A former fraternity president in Texas who allegedly raped a woman at a party will not serve any jail time.
Jacob Walter Anderson pleaded no contest to a lesser charge of unlawful restraint after agreeing to a plea deal, according to Time. Pleading no contest means there is no admission of guilt, but the accused will not defend himself against the charges.
Judge Ralph Strother sentenced him to deferred probation, and Anderson will not be required to register as a sex offender. He agreed to pay a $400 fine and seek counseling.
Anderson’s unidentified victim accused him of pressuring her to drink at a Baylor University frat party until she was heavily intoxicated.
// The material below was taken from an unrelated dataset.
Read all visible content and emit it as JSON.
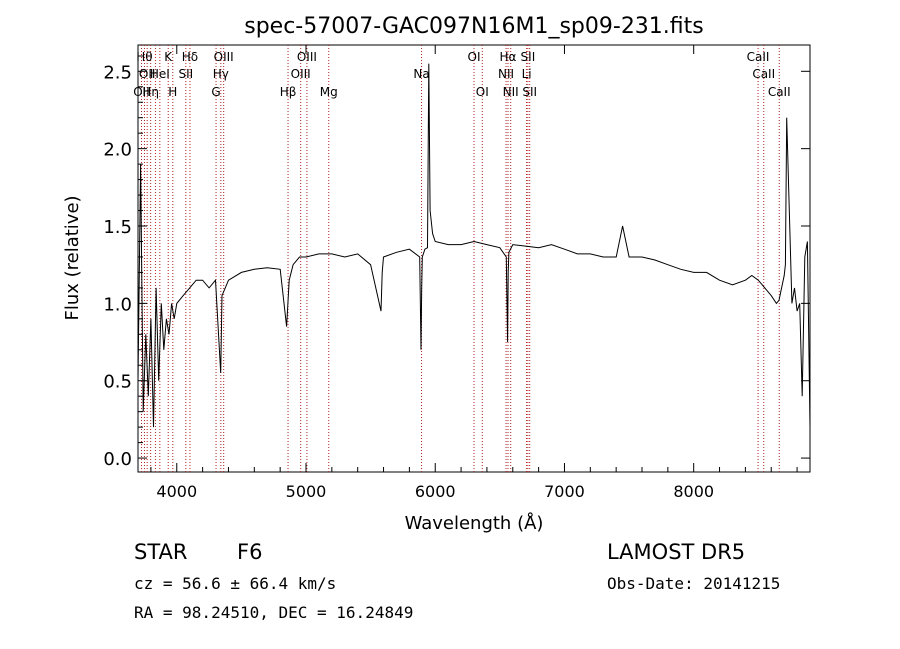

The woman said Anderson, who was president of Phi Delta Theta at the time, took her behind a tent and raped her while he choked and gagged her. Chron reports the ruling disheartened the victim.
The case marks the third time Strother has given a lenient sentence to a man accused of sexual assault. In October 2017, the judge sentenced Dontrell Lee Hullett to deferred probation and a fine after he pleaded guilty to the 2013 rape of an intoxicated Baylor student, according to The Waco Tribune-Herald. In June, Adrian Andres Ramos, also accused of raping a drunk student, received five years felony probation which carries a 30-year jail sentence. Like Hullett, Ramos pleaded guilty.
"I not only have to live with his rape and the repercussions of the rape; I have to live with the knowledge that the McLennan County justice system is severely broken," the woman said in a statement. "I have to live with the fact that after all these years and everything I have suffered; no justice was achieved."